Microsoft has announced that it is selling its feature phone hardware arm, which operates under the Nokia brand, to Foxconn.
The $350 million deal will see the American company's "entry-level feature phone assets," including 4,500 staff, transferred over to Foxconn subsidiary FIH Mobile Ltd.
As part of the deal, Microsoft will also be transferring the rights to all of its feature phone brands, which would include Nokia.
All of which sounds very dramatic, but actually isn't at all. Microsoft's feature phones only really had a presence in select developing markets, and the company hasn't issued any notable support to its existing devices for almost two years. It's been exclusively focused on Windows Phone ever since, believe it or not.
It's worth emphasising the point: this is Microsoft's feature phone department we're talking about here, which is completely separate from its Windows 10 Mobile-powered smartphone business.

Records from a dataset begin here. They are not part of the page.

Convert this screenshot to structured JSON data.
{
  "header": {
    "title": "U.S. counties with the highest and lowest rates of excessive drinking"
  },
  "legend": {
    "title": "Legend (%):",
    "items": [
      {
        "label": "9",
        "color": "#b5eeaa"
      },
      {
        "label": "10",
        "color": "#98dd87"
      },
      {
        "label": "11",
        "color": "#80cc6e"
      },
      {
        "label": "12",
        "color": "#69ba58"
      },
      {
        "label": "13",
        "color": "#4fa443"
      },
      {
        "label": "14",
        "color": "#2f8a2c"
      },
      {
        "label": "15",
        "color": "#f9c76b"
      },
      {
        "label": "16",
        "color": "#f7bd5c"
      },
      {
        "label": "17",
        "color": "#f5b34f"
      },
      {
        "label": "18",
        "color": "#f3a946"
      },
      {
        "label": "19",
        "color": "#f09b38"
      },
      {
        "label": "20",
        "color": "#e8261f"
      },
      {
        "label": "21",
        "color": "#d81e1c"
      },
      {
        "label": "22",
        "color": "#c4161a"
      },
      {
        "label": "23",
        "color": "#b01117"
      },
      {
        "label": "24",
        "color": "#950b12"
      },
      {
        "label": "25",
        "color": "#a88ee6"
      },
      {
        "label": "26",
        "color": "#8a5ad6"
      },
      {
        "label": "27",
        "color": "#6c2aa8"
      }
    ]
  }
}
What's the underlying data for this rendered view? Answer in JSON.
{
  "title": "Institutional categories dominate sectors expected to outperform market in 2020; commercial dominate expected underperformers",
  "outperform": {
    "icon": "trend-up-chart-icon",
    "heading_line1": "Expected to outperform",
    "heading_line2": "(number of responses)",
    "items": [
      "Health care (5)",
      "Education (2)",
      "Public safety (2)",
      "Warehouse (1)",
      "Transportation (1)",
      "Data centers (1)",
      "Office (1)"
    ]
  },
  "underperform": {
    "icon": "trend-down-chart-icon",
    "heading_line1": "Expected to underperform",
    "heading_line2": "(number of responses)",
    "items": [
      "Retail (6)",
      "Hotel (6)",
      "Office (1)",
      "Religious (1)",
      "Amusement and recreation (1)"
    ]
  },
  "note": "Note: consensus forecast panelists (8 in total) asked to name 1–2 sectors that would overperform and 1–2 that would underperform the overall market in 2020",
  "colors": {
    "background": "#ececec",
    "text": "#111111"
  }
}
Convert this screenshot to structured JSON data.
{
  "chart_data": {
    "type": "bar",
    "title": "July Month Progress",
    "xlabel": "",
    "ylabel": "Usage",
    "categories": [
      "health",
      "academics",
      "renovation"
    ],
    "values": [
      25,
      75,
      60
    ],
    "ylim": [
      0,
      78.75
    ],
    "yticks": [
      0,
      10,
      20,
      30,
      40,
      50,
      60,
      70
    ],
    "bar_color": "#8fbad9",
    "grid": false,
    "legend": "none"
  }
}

"Microsoft will continue to develop Windows 10 Mobile and support Lumia phones such as the Lumia 650, Lumia 950 and Lumia 950 XL, and phones from OEM partners like Acer, Alcatel, HP, Trinity and VAIO," reads the company statement.
Which hopefully translates to: "Just hold out for the Surface Phone. It's coming."
Last month it emerged that Microsoft had sold just 2.3 million Lumia phones during its last quarter, representing a 73 percent drop from the previous year.
Are we looking at the beginning of the end for the Lumia brand, and the final traces of Nokia as a mobile hardware company?